When it comes to statistics, the mighty Amazon River can certainly lay claim to a few rather impressive figures. It's the world's largest river by volume and is second in length to the River Nile, coming in at 6,516 Kilometers (approximately 4,050 miles). Of its length, ocean going ships can navigate the first 1,600 Kilometers - as far as the city of Manaus in Brazil. Only riverboats and small craft can go any further and even then riverboats can go only as far as Iquitos in Peru. To go any further requires not only a small craft but good navigational skills and some courage because the river and its tributaries throw up waterfalls and rapids.
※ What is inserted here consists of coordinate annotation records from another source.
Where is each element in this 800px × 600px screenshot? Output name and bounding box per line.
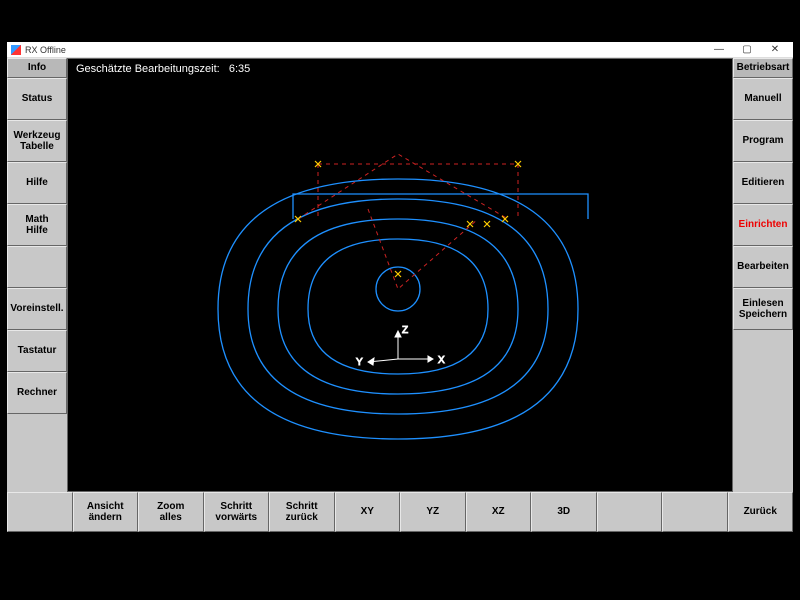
bottom-item-9[interactable] — [597, 492, 663, 532]
bottom-item-step-fwd[interactable]: Schritt vorwärts — [204, 492, 270, 532]
bottom-item-view-change[interactable]: Ansicht ändern — [73, 492, 139, 532]
right-sidebar: Betriebsart Manuell Program Editieren Ei… — [733, 58, 793, 492]
maximize-button[interactable]: ▢ — [733, 43, 761, 57]
bottom-item-0[interactable] — [7, 492, 73, 532]
right-item-edit[interactable]: Editieren — [733, 162, 793, 204]
left-item-status[interactable]: Status — [7, 78, 67, 120]
bottom-item-back[interactable]: Zurück — [728, 492, 794, 532]
right-header: Betriebsart — [733, 58, 793, 78]
left-header: Info — [7, 58, 67, 78]
right-item-load-save[interactable]: Einlesen Speichern — [733, 288, 793, 330]
right-item-manual[interactable]: Manuell — [733, 78, 793, 120]
window-title: RX Offline — [25, 45, 66, 55]
left-item-tool-table[interactable]: Werkzeug Tabelle — [7, 120, 67, 162]
left-item-calculator[interactable]: Rechner — [7, 372, 67, 414]
bottom-item-zoom-all[interactable]: Zoom alles — [138, 492, 204, 532]
bottom-bar: Ansicht ändern Zoom alles Schritt vorwär… — [7, 492, 793, 532]
axis-z-label: Z — [402, 325, 408, 336]
right-item-setup[interactable]: Einrichten — [733, 204, 793, 246]
bottom-item-yz[interactable]: YZ — [400, 492, 466, 532]
viewport-wrap: Geschätzte Bearbeitungszeit: 6:35 — [67, 58, 733, 492]
right-item-machine[interactable]: Bearbeiten — [733, 246, 793, 288]
axis-y-label: Y — [356, 357, 363, 368]
app-body: Info Status Werkzeug Tabelle Hilfe Math … — [7, 58, 793, 532]
left-item-presets[interactable]: Voreinstell. — [7, 288, 67, 330]
close-button[interactable]: ✕ — [761, 43, 789, 57]
left-item-help[interactable]: Hilfe — [7, 162, 67, 204]
left-item-keyboard[interactable]: Tastatur — [7, 330, 67, 372]
left-sidebar: Info Status Werkzeug Tabelle Hilfe Math … — [7, 58, 67, 492]
titlebar: RX Offline — ▢ ✕ — [7, 42, 793, 58]
viewport-3d[interactable]: Geschätzte Bearbeitungszeit: 6:35 — [67, 58, 733, 492]
bottom-item-3d[interactable]: 3D — [531, 492, 597, 532]
bottom-item-10[interactable] — [662, 492, 728, 532]
axis-x-label: X — [438, 355, 445, 366]
left-item-math-help[interactable]: Math Hilfe — [7, 204, 67, 246]
right-item-program[interactable]: Program — [733, 120, 793, 162]
bottom-item-xy[interactable]: XY — [335, 492, 401, 532]
bottom-item-step-back[interactable]: Schritt zurück — [269, 492, 335, 532]
app-icon — [11, 45, 21, 55]
bottom-item-xz[interactable]: XZ — [466, 492, 532, 532]
app-window: RX Offline — ▢ ✕ Info Status Werkzeug Ta… — [7, 42, 793, 532]
left-item-empty[interactable] — [7, 246, 67, 288]
toolpath-contours — [218, 179, 588, 439]
minimize-button[interactable]: — — [705, 43, 733, 57]
toolpath-canvas: X Y Z — [68, 59, 732, 491]
axes-gizmo: X Y Z — [356, 325, 445, 368]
Most of the land surrounding the Amazon River is inhospitable, dangerous and without much in the way of civilization. If truth be told, the position that the Amazon commands today is almost entirely down to its colossal size and its notoriety and, unlike many of the world's other major waterways, barely at all to do with how it has shaped the region in which it lies.
Coursing through the heart of South America, feeding the rain forests, the Amazon River traverses some of the most remote areas on earth. Man has barely made any impression on this region nor on the river itself. Not only is the area sparsely populated becoming less so as it empties into the sea but where small tribes do live, they tend to keep to themselves and don't trade much with other tribes. We hear about fearless explorers setting off for the Amazon but the reality is that man has never really explored much of the Amazon basin at all.
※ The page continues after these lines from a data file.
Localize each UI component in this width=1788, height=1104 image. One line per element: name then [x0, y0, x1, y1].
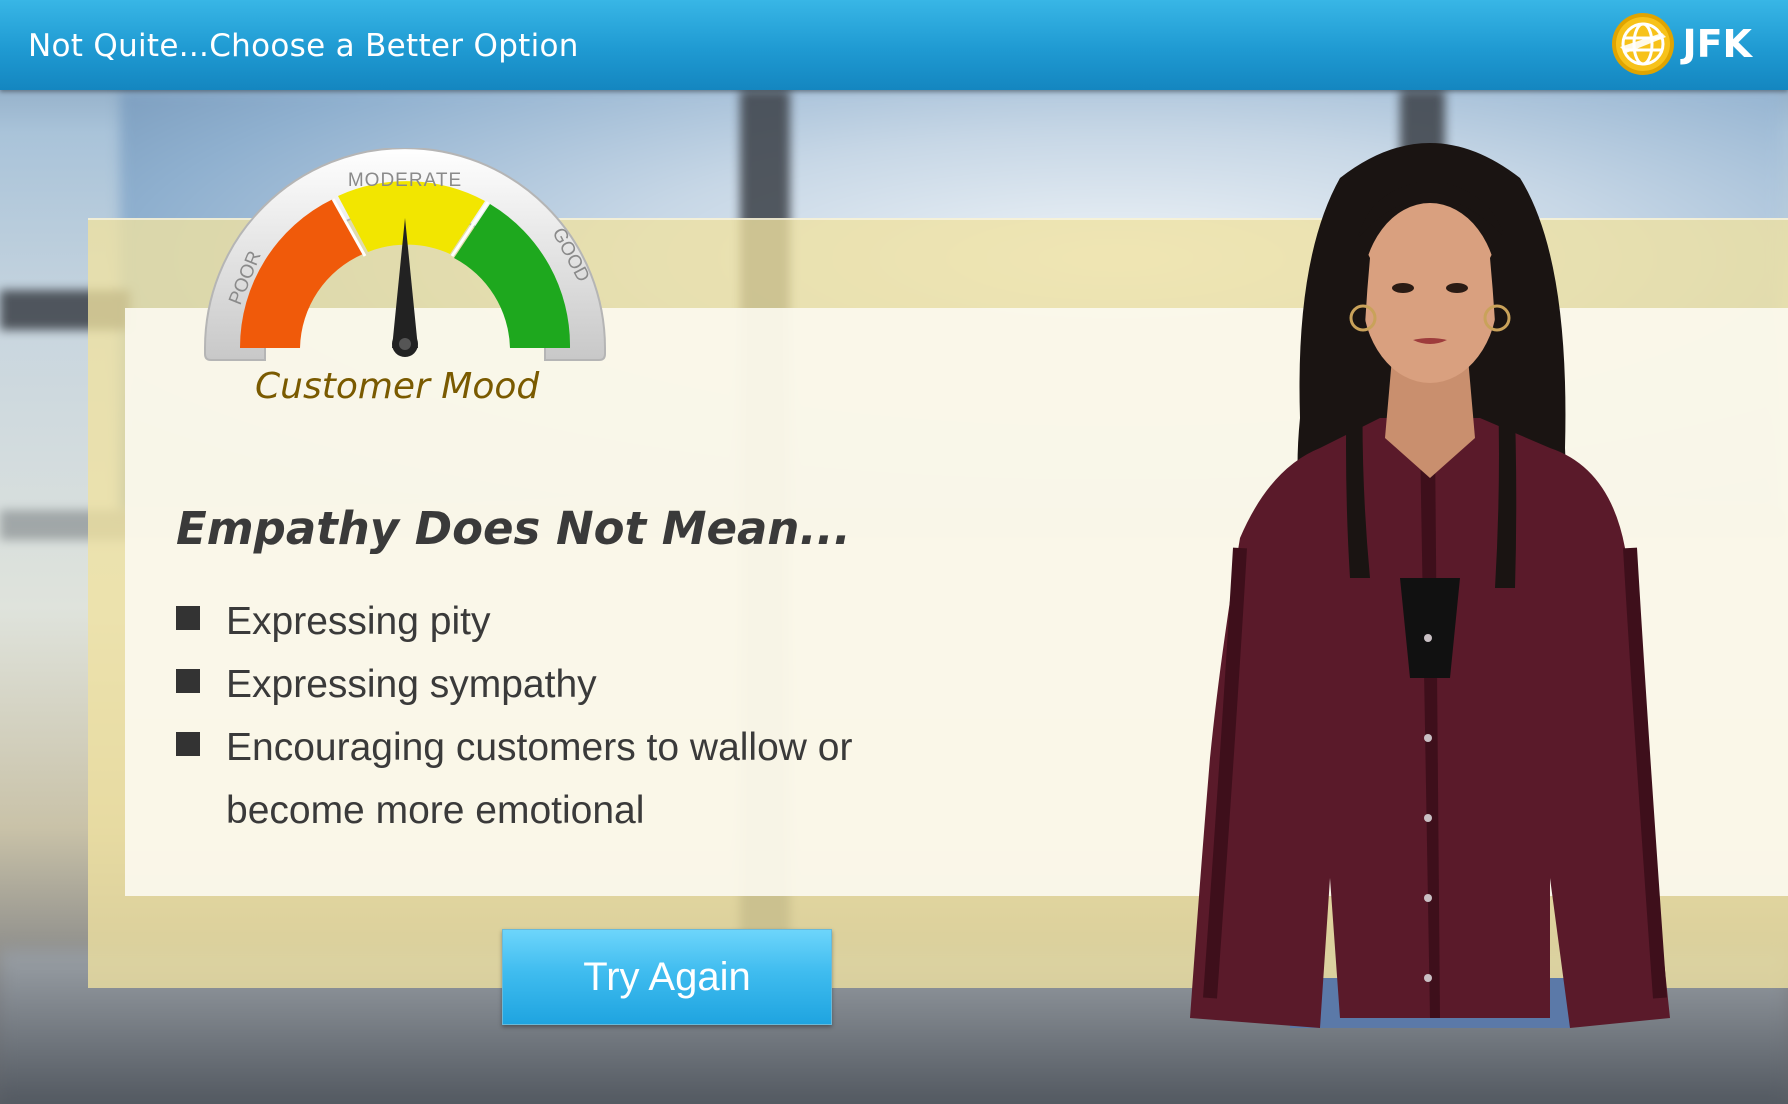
jfk-logo: JFK: [1610, 12, 1752, 76]
list-item: Encouraging customers to wallow or becom…: [176, 716, 986, 842]
header-bar: Not Quite...Choose a Better Option JFK: [0, 0, 1788, 90]
list-item: Expressing pity: [176, 590, 986, 653]
list-item: Expressing sympathy: [176, 653, 986, 716]
logo-text: JFK: [1682, 22, 1752, 66]
page-title: Not Quite...Choose a Better Option: [28, 28, 579, 64]
bullet-square-icon: [176, 669, 200, 693]
globe-icon: [1612, 13, 1675, 75]
gauge-moderate-segment: [338, 181, 485, 254]
presenter-image: [1190, 143, 1670, 1028]
gauge-label-moderate: MODERATE: [348, 170, 462, 191]
bullet-square-icon: [176, 732, 200, 756]
section-heading: Empathy Does Not Mean...: [176, 502, 851, 555]
gauge-caption: Customer Mood: [255, 366, 540, 407]
bullet-square-icon: [176, 606, 200, 630]
try-again-button[interactable]: Try Again: [502, 929, 832, 1025]
bullet-list: Expressing pity Expressing sympathy Enco…: [176, 590, 986, 842]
There are one or two areas where commerce has taken a hold to a small extent but this is only where the rover is navigable to larger vessels. The development of good roads has helped to enhance this commerce though to this day there is not one bridge spanning the Amazon River. The city of Manaus was established in the middle of the nineteenth century to service the burgeoning rubber trade but a succession of similar towns did not materialize as had been anticipated.
For centuries, the local economy has been typified by primitive farming, hunting and fishing and in most parts of the area shows no sign of becoming otherwise. However, in a few areas there has been a slight move towards commercial agriculture though this is not on the type of scale seen in North America, for example.
By far the largest sectors of industry are mining and lumber-jacking and both can be traced back in this region to the 1980s. Large areas of forest cover were cleared and it was claimed they would grow back to their natural state. The reality has proved otherwise; re-growth has not been as good as hoped and the international community is putting pressure on South American governments to curtail logging for the sale of the delicate ecosystem of the rain-forest. Furthermore, there is thought to be large reserves of oil in the region and tapping into this resource could further damage the environment, putting at risk some of the rare native species and polluting the atmosphere.
If tourism could be realistically developed in the area then there might be less pressure on governments to exploit some of the natural resources. However, the sheer scale of the region, the problems in moving things around the region and the adverse terrain make a viable tourism industry on a scale big enough to offer an alternative to logging or oil drilling an unlikely prospect. The very fact that the huge size of the river and its tributaries means that disease can be spread over vast distances is enough to demonstrate to some how inhospitable the area really is; the humidity and the surrounding swamps are a breeding ground where germs can incubate and waterborne diseases have ravaged many tribes.
Alas, the grandeur of the River Amazon is one born out in its statistics rather than its achievements. It boasts no pioneering civilizations that have changed the world, it has sponsored no great religions nor inventions nor philosophies. Unlike other rivers, we admire the Amazon for what it is rather than what it has become.